Publié le 19 février 2009 par Forrestgump54
Dès le début de la crise en Outre-mer, les médias locaux se sont efforcés d'ouvrir leurs antennes, relayant les revendications sociales, multipliant les émissions de débats, de décryptages, ouvrant des forums de discussions sur Internet, assumant même une forme d'engagement politique aux côtés des grévistes. Une effervescence qui tranche avec les pratiques compassées des médias métropolitains. Alors que la crise sociale a connu un nouveau tournant cette nuit, en Guadeloupe, avec la mort d’un syndicaliste, vraisemblablement « tué par une balle tirée depuis un barrage tenu par des jeunes », les médias sont en pleine effervescence.En première ligne à RFO, Luc Laventure, directeur des antennes de la station l’expliquait à sa manière « nous sommes des peuples d’oralité donc la parole complexe de l’outre-mer est au centre de nos préoccupations ». Pour les métropolitains, seul le visionnage des débats quotidiens sur les antennes de RFO permet d’ailleurs de se faire une idée de l’ampleur des enjeux.
Des médias porte-voix des revendications sociales
Forts de ce constat, la plupart des médias d’Outre-mer ont mis en place des émissions de débat spéciales, des forums, des espaces de libre expression. Selon l’Agence France Presse, depuis le début de la grève France O ou encore Radio Tropiques FM, constatent une forte augmentation de la fréquentation des sites internet, « les standards explosent et les programmes spécial crise connaissent un grand succès ». C’est en toute conscience que ces médias ouvrent leurs antennes à une parole critique et se sont largement faits les porte-voix des revendications des grévistes, venant ainsi contre balancer le retard à l’allumage des médias de la métropole.
Les journaux « téléguidés » de la métropole
Au sein de ses deux tranches d'info quotidiennes, France O consacre entre cinq et sept sujets à la grève. Les séances de négociation avec le LKP ont été diffusées en direct. Et depuis lundi, une émission décrypte la crise, tous les soirs de 19h30 à 20h30. En contre-point, sur les forums de France O, revient souvent le thème des médias téléguidés de la métropole : « M. Domota n’a pas les faveurs des médias, difficile de l’apercevoir au Journal Téléguidé de 20 heures, dans ce pays les journalistes ont une telle tradition de soumission que pas un n’a osé poser à M. Sarkozy la moindre question sur le conflit en Guadeloupe », peut-on y lire.Les médias antillais reprochent largement au président sa discrétion. Son absence, interprétée comme une crainte de ne pouvoir maîtriser son image, est perçue comme une véritable marque de mépris.
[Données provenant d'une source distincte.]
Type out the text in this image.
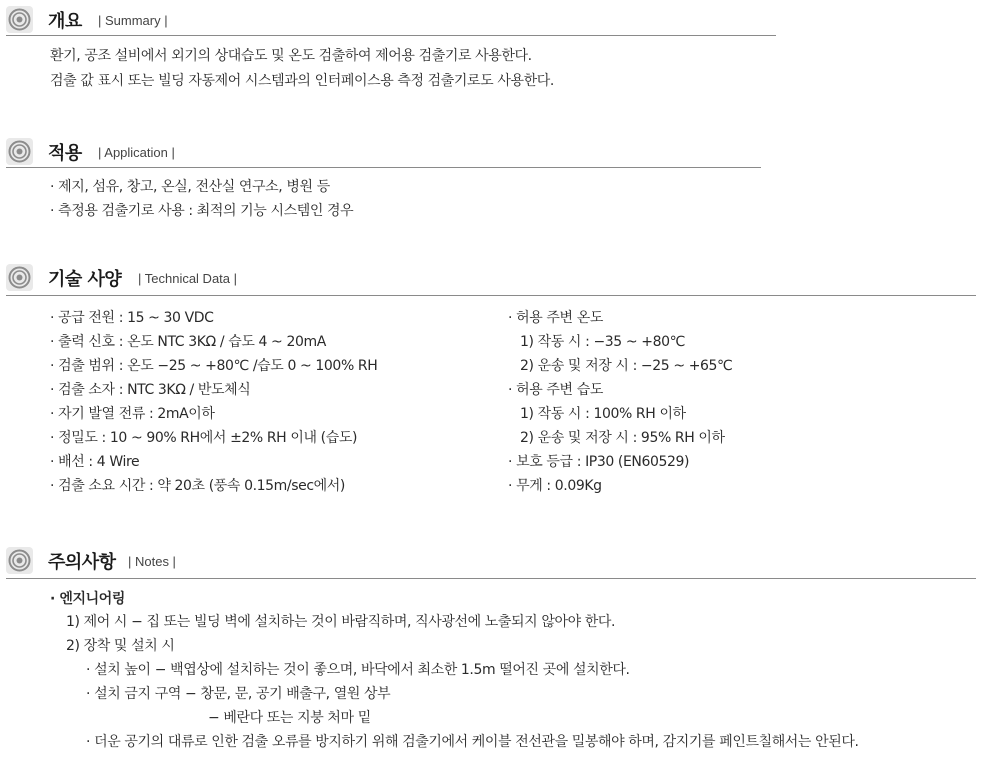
개요 | Summary |
환기, 공조 설비에서 외기의 상대습도 및 온도 검출하여 제어용 검출기로 사용한다.
검출 값 표시 또는 빌딩 자동제어 시스템과의 인터페이스용 측정 검출기로도 사용한다.
적용 | Application |
· 제지, 섬유, 창고, 온실, 전산실 연구소, 병원 등
· 측정용 검출기로 사용 : 최적의 기능 시스템인 경우
기술 사양 | Technical Data |
· 공급 전원 : 15 ~ 30 VDC
· 출력 신호 : 온도 NTC 3KΩ / 습도 4 ~ 20mA
· 검출 범위 : 온도 −25 ~ +80℃ /습도 0 ~ 100% RH
· 검출 소자 : NTC 3KΩ / 반도체식
· 자기 발열 전류 : 2mA이하
· 정밀도 : 10 ~ 90% RH에서 ±2% RH 이내 (습도)
· 배선 : 4 Wire
· 검출 소요 시간 : 약 20초 (풍속 0.15m/sec에서)
· 허용 주변 온도
1) 작동 시 : −35 ~ +80℃
2) 운송 및 저장 시 : −25 ~ +65℃
· 허용 주변 습도
1) 작동 시 : 100% RH 이하
2) 운송 및 저장 시 : 95% RH 이하
· 보호 등급 : IP30 (EN60529)
· 무게 : 0.09Kg
주의사항 | Notes |
· 엔지니어링
1) 제어 시 − 집 또는 빌딩 벽에 설치하는 것이 바람직하며, 직사광선에 노출되지 않아야 한다.
2) 장착 및 설치 시
· 설치 높이 − 백엽상에 설치하는 것이 좋으며, 바닥에서 최소한 1.5m 떨어진 곳에 설치한다.
· 설치 금지 구역 − 창문, 문, 공기 배출구, 열원 상부
− 베란다 또는 지붕 처마 밑
· 더운 공기의 대류로 인한 검출 오류를 방지하기 위해 검출기에서 케이블 전선관을 밀봉해야 하며, 감지기를 페인트칠해서는 안된다.
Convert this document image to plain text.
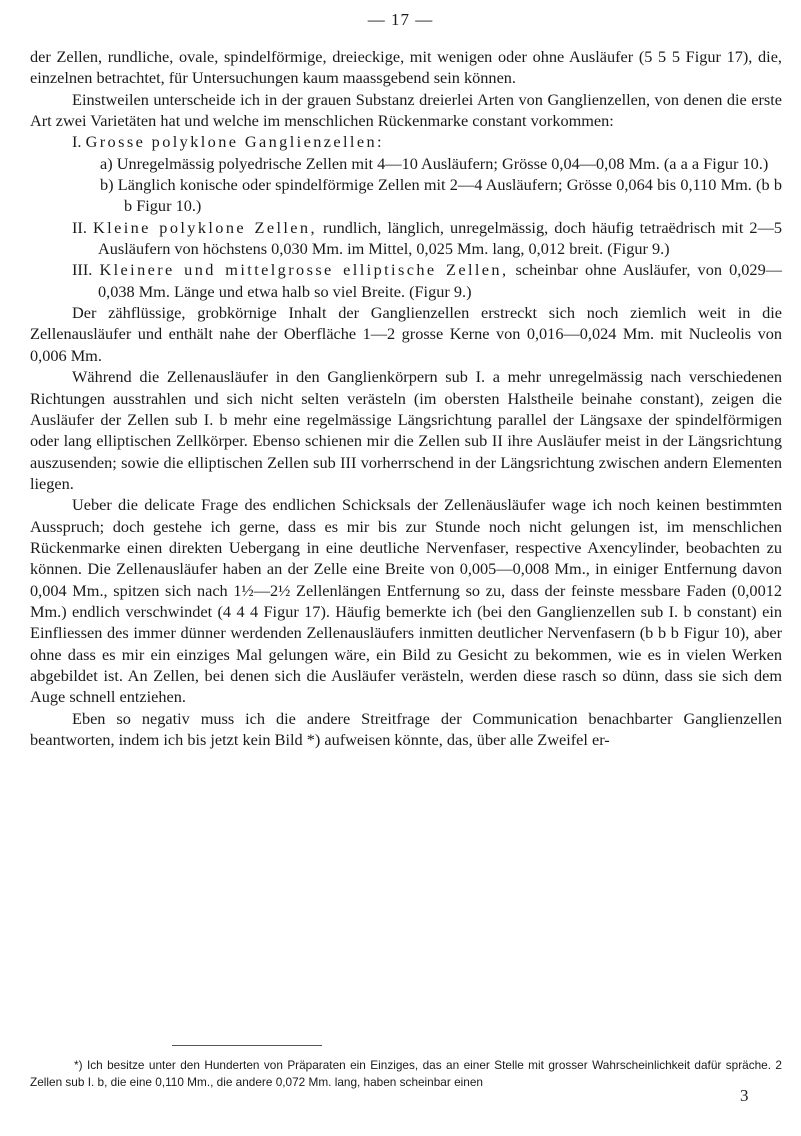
— 17 —

der Zellen, rundliche, ovale, spindelförmige, dreieckige, mit wenigen oder ohne Ausläufer (5 5 5 Figur 17), die, einzelnen betrachtet, für Untersuchungen kaum maassgebend sein können.

Einstweilen unterscheide ich in der grauen Substanz dreierlei Arten von Ganglienzellen, von denen die erste Art zwei Varietäten hat und welche im menschlichen Rückenmarke constant vorkommen:

I. Grosse polyklone Ganglienzellen:

a) Unregelmässig polyedrische Zellen mit 4—10 Ausläufern; Grösse 0,04—0,08 Mm. (a a a Figur 10.)

b) Länglich konische oder spindelförmige Zellen mit 2—4 Ausläufern; Grösse 0,064 bis 0,110 Mm. (b b b Figur 10.)

II. Kleine polyklone Zellen, rundlich, länglich, unregelmässig, doch häufig tetraëdrisch mit 2—5 Ausläufern von höchstens 0,030 Mm. im Mittel, 0,025 Mm. lang, 0,012 breit. (Figur 9.)

III. Kleinere und mittelgrosse elliptische Zellen, scheinbar ohne Ausläufer, von 0,029—0,038 Mm. Länge und etwa halb so viel Breite. (Figur 9.)

Der zähflüssige, grobkörnige Inhalt der Ganglienzellen erstreckt sich noch ziemlich weit in die Zellenausläufer und enthält nahe der Oberfläche 1—2 grosse Kerne von 0,016—0,024 Mm. mit Nucleolis von 0,006 Mm.

Während die Zellenausläufer in den Ganglienkörpern sub I. a mehr unregelmässig nach verschiedenen Richtungen ausstrahlen und sich nicht selten verästeln (im obersten Halstheile beinahe constant), zeigen die Ausläufer der Zellen sub I. b mehr eine regelmässige Längsrichtung parallel der Längsaxe der spindelförmigen oder lang elliptischen Zellkörper. Ebenso schienen mir die Zellen sub II ihre Ausläufer meist in der Längsrichtung auszusenden; sowie die elliptischen Zellen sub III vorherrschend in der Längsrichtung zwischen andern Elementen liegen.

Ueber die delicate Frage des endlichen Schicksals der Zellenäusläufer wage ich noch keinen bestimmten Ausspruch; doch gestehe ich gerne, dass es mir bis zur Stunde noch nicht gelungen ist, im menschlichen Rückenmarke einen direkten Uebergang in eine deutliche Nervenfaser, respective Axencylinder, beobachten zu können. Die Zellenausläufer haben an der Zelle eine Breite von 0,005—0,008 Mm., in einiger Entfernung davon 0,004 Mm., spitzen sich nach 1½—2½ Zellenlängen Entfernung so zu, dass der feinste messbare Faden (0,0012 Mm.) endlich verschwindet (4 4 4 Figur 17). Häufig bemerkte ich (bei den Ganglienzellen sub I. b constant) ein Einfliessen des immer dünner werdenden Zellenausläufers inmitten deutlicher Nervenfasern (b b b Figur 10), aber ohne dass es mir ein einziges Mal gelungen wäre, ein Bild zu Gesicht zu bekommen, wie es in vielen Werken abgebildet ist. An Zellen, bei denen sich die Ausläufer verästeln, werden diese rasch so dünn, dass sie sich dem Auge schnell entziehen.

Eben so negativ muss ich die andere Streitfrage der Communication benachbarter Ganglienzellen beantworten, indem ich bis jetzt kein Bild *) aufweisen könnte, das, über alle Zweifel er-

*) Ich besitze unter den Hunderten von Präparaten ein Einziges, das an einer Stelle mit grosser Wahrscheinlichkeit dafür spräche. 2 Zellen sub I. b, die eine 0,110 Mm., die andere 0,072 Mm. lang, haben scheinbar einen

3
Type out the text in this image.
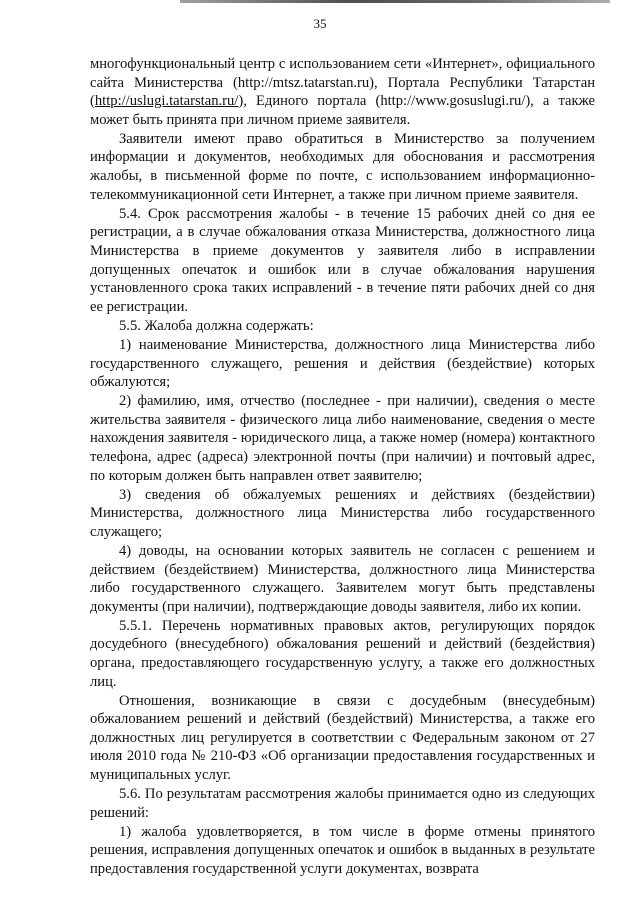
35

многофункциональный центр с использованием сети «Интернет», официального сайта Министерства (http://mtsz.tatarstan.ru), Портала Республики Татарстан (http://uslugi.tatarstan.ru/), Единого портала (http://www.gosuslugi.ru/), а также может быть принята при личном приеме заявителя.

Заявители имеют право обратиться в Министерство за получением информации и документов, необходимых для обоснования и рассмотрения жалобы, в письменной форме по почте, с использованием информационно-телекоммуникационной сети Интернет, а также при личном приеме заявителя.

5.4. Срок рассмотрения жалобы - в течение 15 рабочих дней со дня ее регистрации, а в случае обжалования отказа Министерства, должностного лица Министерства в приеме документов у заявителя либо в исправлении допущенных опечаток и ошибок или в случае обжалования нарушения установленного срока таких исправлений - в течение пяти рабочих дней со дня ее регистрации.

5.5. Жалоба должна содержать:

1) наименование Министерства, должностного лица Министерства либо государственного служащего, решения и действия (бездействие) которых обжалуются;

2) фамилию, имя, отчество (последнее - при наличии), сведения о месте жительства заявителя - физического лица либо наименование, сведения о месте нахождения заявителя - юридического лица, а также номер (номера) контактного телефона, адрес (адреса) электронной почты (при наличии) и почтовый адрес, по которым должен быть направлен ответ заявителю;

3) сведения об обжалуемых решениях и действиях (бездействии) Министерства, должностного лица Министерства либо государственного служащего;

4) доводы, на основании которых заявитель не согласен с решением и действием (бездействием) Министерства, должностного лица Министерства либо государственного служащего. Заявителем могут быть представлены документы (при наличии), подтверждающие доводы заявителя, либо их копии.

5.5.1. Перечень нормативных правовых актов, регулирующих порядок досудебного (внесудебного) обжалования решений и действий (бездействия) органа, предоставляющего государственную услугу, а также его должностных лиц.

Отношения, возникающие в связи с досудебным (внесудебным) обжалованием решений и действий (бездействий) Министерства, а также его должностных лиц регулируется в соответствии с Федеральным законом от 27 июля 2010 года № 210-ФЗ «Об организации предоставления государственных и муниципальных услуг.

5.6. По результатам рассмотрения жалобы принимается одно из следующих решений:

1) жалоба удовлетворяется, в том числе в форме отмены принятого решения, исправления допущенных опечаток и ошибок в выданных в результате предоставления государственной услуги документах, возврата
Des éditorialistes légitimant des méthodes quasi-insurrectionnelles
Les journalistes, eux aussi, ont d’emblée adopté un ton très militant tranchant avec les habitudes métropolitaines. Luc Laventure, toujours lui, constatait aujourd'hui même sur RFO que le début de la grève coïncidait avec le jour de l’investiture d’Obama « et l’élection d’un nègre, non pas d’un métis comme on le dit, a agi comme un puissant stimulant. Le compromis savamment organisé jusqu’ici en Martinique et en Guadeloupe s’est subitement rompu et va déboucher sur des violences. On peut le regretter mais on peut aussi dire en étant démocrate et républicain que cela va déboucher sur des progrès considérables ».Imaginez un Duhamel — ou l'un de ses clones médiatiques — légitimant des méthodes quasi-insurrectionnelles sur des antennes nationales! On peut toujours rêver…
Perestroïka médiatique
Les verrous sautent un à un. Ainsi, sur France O (station du groupe RFO) on a pu voir un journaliste demander à son directeur d’antenne, en direct : « RFO, dans cette crise organise les espaces de paroles, mais quelle est la ligne de la station ? ». Pure folie dans nos contrées métropolitaines.Et le directeur, nullement gêné, de répliquer du tac au tac : « on a joué notre rôle de miroir des réalités locales, le dialogue était bloqué, on a fait circuler les paroles, on a fait notre boulot et nous en sommes fiers », assumant ainsi d’avoir ouvert ses antennes à la diaspora très largement solidaire du mouvement, autant que la propre solidarité de ses équipes avec les grévistes. Un vrai souffle d’air frais que d’entendre parler d’une grève en échappant aux aberrations coutumières sur « les prises d’otages des usagers ». Peut-être pourrait-on en prendre de la graine ?Philippe MARX - Agir ! Réagir !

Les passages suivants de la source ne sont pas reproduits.